Since its inception in 2016, more than 40,000 visitors attended the fair, and 300 Canadian and International vendors presented a diverse selection of mediums and interests. The event was created as a way to support and grow the arts publishing community. Approximately 8,000 visitors attended in the inaugural year. The four-day event is held at the Metro Toronto Convention Centre. For its second iteration in October 2017, the annual event had 11,000 attendees.

The 2020 /edition Toronto was held virtually, and in October 2021, the 6th annual /edition Toronto fair returned in-person at the MTCC. There were 25 booths at /edition in 2021, including Art Metropole and Latitude 53.

==Books==

Since 2005, Magenta Foundation has published and printed more than 100 books, including artist monographs. Their high quality books feature photography, painting, and all visual arts. The scope of their work includes emerging photographers, mid-career artist monographs, and Indigenous artists.

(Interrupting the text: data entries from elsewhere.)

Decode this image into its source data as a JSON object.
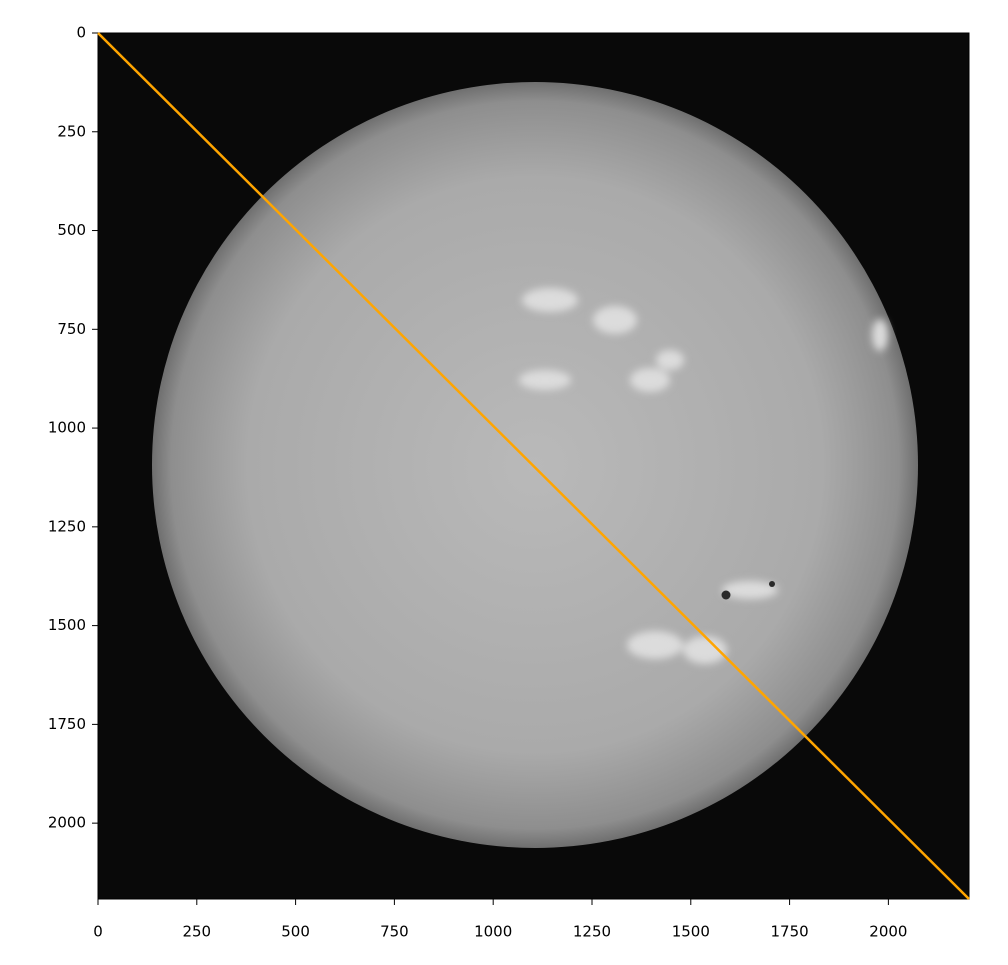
{
  "chart_data": {
    "type": "image",
    "xlim": [
      0,
      2204
    ],
    "ylim": [
      2192,
      0
    ],
    "xticks": [
      0,
      250,
      500,
      750,
      1000,
      1250,
      1500,
      1750,
      2000
    ],
    "yticks": [
      0,
      250,
      500,
      750,
      1000,
      1250,
      1500,
      1750,
      2000
    ],
    "series": [
      {
        "color": "#ffa500",
        "x": [
          0,
          2204
        ],
        "values": [
          0,
          2192
        ]
      }
    ]
  }
}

== Selected bibliography ==
- The Watchers. By Haley Morris-Cafiero. Toronto: Magenta Foundation, 2015. ISBN 978-1-926856-07-0.
- Unperson: Portraits of North Korean Defectors. By Tim Franco. Toronto: Magenta Foundation, 2021. ISBN 978-1-926856162.
- Carte Blanche: Vol. 1, Photography. Toronto: Magenta Foundation, 2006. ISBN 978-0973973907.
- In Guns We Trust. By Jean-Francois Bouchard. Toronto: Magenta Foundation, 2019. ISBN 978-1-926856-13-1.
- Tokyo-Yokosuka 1976–1983. By Greg Girard. Toronto: Magenta Foundation, 2019. ISBN 978-1-926856-14-8.
- The Dead. By Jack Burman. Toronto: Magenta Foundation, 2010. ISBN 978-1-926856-00-1.
- Self & Others: Portrait as Autobiography. By Aline Smithson. Toronto: Magenta Foundation, 2015. ISBN 978-1926856063.
- Under Vancouver: 1972–1982. By Greg Girard. Toronto: Magenta Foundation, 2017. ISBN 978-1926856100.
- The Station Point. By Robert Bourdeau. Toronto: Magenta Foundation, 2011. ISBN 978-0973973983.
- Hanoi Calling: One Thousand Years Now. By Greg Girard. Toronto: Magenta Foundation, 2010. ISBN 978-1-926856-01-8.
- 2nd: The Face of Defeat. By Sandy Nicholson. Toronto: Magenta Foundation, 2008. ISBN 978-0-9739739-4-5.